Vadim Perelman's 2003 directorial debut, House
Of Sand And Fog
, frequently read as an overreaching attempt to outdo Atom Egoyan
at his own dread-fueled, atmosphere-rich cinematic game. Similarly, Perelman's
follow-up, The Life Before Her Eyes, finds him clumsily trying to outdo M. Night
Shyamalan. His second film doesn't have the heartbreaking visual beauty of his
first, but once again, the dread is thick and the atmosphere is so heavy that
every simple car ride or bedtime story seems like it's happening on the
crumbling edge of a lonely cliff.

That's certainly what Perelman is going for, for
reasons that become clear in the final act, but the preceding 85 minutes of
setup maintain such a forcefully manipulative, portentous tone that the end is
more long-awaited relief than key puzzle piece. Like an episode of Lost, the film leaps back
and forth in time, finding nonstop meaningful parallels between two phases of a
woman's life. As a teenager (vividly played by Evan Rachel Wood, in one of the
film's few bright spots) Life's slightly wild protagonist is determined to
express herself personally and sexually, and to escape her boring small town.
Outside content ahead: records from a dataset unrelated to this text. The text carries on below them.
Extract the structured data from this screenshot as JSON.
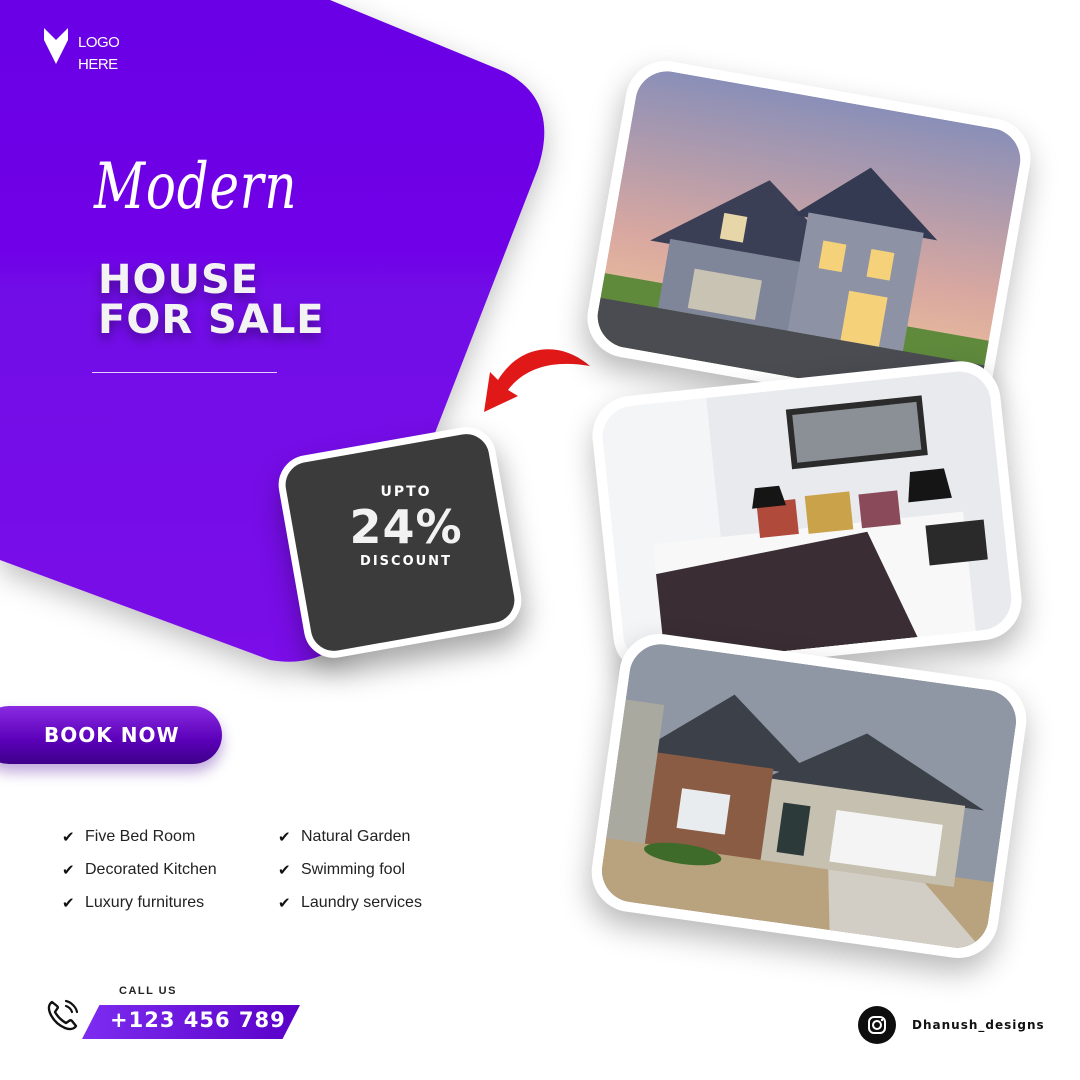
{
  "logo": {
    "line1": "LOGO",
    "line2": "HERE"
  },
  "title": {
    "script": "Modern",
    "line1": "HOUSE",
    "line2": "FOR SALE"
  },
  "discount": {
    "upto": "UPTO",
    "value": "24%",
    "label": "DISCOUNT"
  },
  "cta": {
    "book_label": "BOOK NOW"
  },
  "features": {
    "left": [
      "Five Bed Room",
      "Decorated Kitchen",
      "Luxury furnitures"
    ],
    "right": [
      "Natural Garden",
      "Swimming fool",
      "Laundry services"
    ]
  },
  "contact": {
    "call_label": "CALL US",
    "phone": "+123 456 789"
  },
  "social": {
    "handle": "Dhanush_designs"
  },
  "colors": {
    "brand_purple": "#6a00e6",
    "dark_card": "#3b3b3b",
    "arrow_red": "#e01818"
  }
}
At the same time, she's insecure and afraid of being judged, particularly by
her religious but deeply supportive best friend, Eva Amurri. Fifteen years
later, as a brittle adult played by Uma Thurman, she's still in the small town,
now with a husband and daughter, and her life revolves around the crippling
guilt stemming from a school shooting where she and Amurri faced the gunman
together.

Perelman and first-time screenwriter Emil Stern
(working from Laura Kasischke's novel) clearly hope their audience will be
panting for the big reveal as they dole out tiny slices of the past, saving the
key moment for last. But it's hard to maintain interest through the overbearing
foreshadowing, the pointlessly repeated footage, James Horner's exhaustingly
ominous soundtrack, and the worst use of a professorial lecture to explain a
film's psychological underpinnings since Jade. And then there are the
oh-so-pointed ways in which Wood's every casual word and deed carries
significant ironic weight in her future. Every moment is critically meaningful, Life
says, in its facile, simple-minded way. But if that's true, why does it waste
so much of its run time on overwrought symbolic music-video footage of dead
birds and wilting flowers? Like Wood, viewers may someday regret every
squandered moment of their lives, and this film is full of them.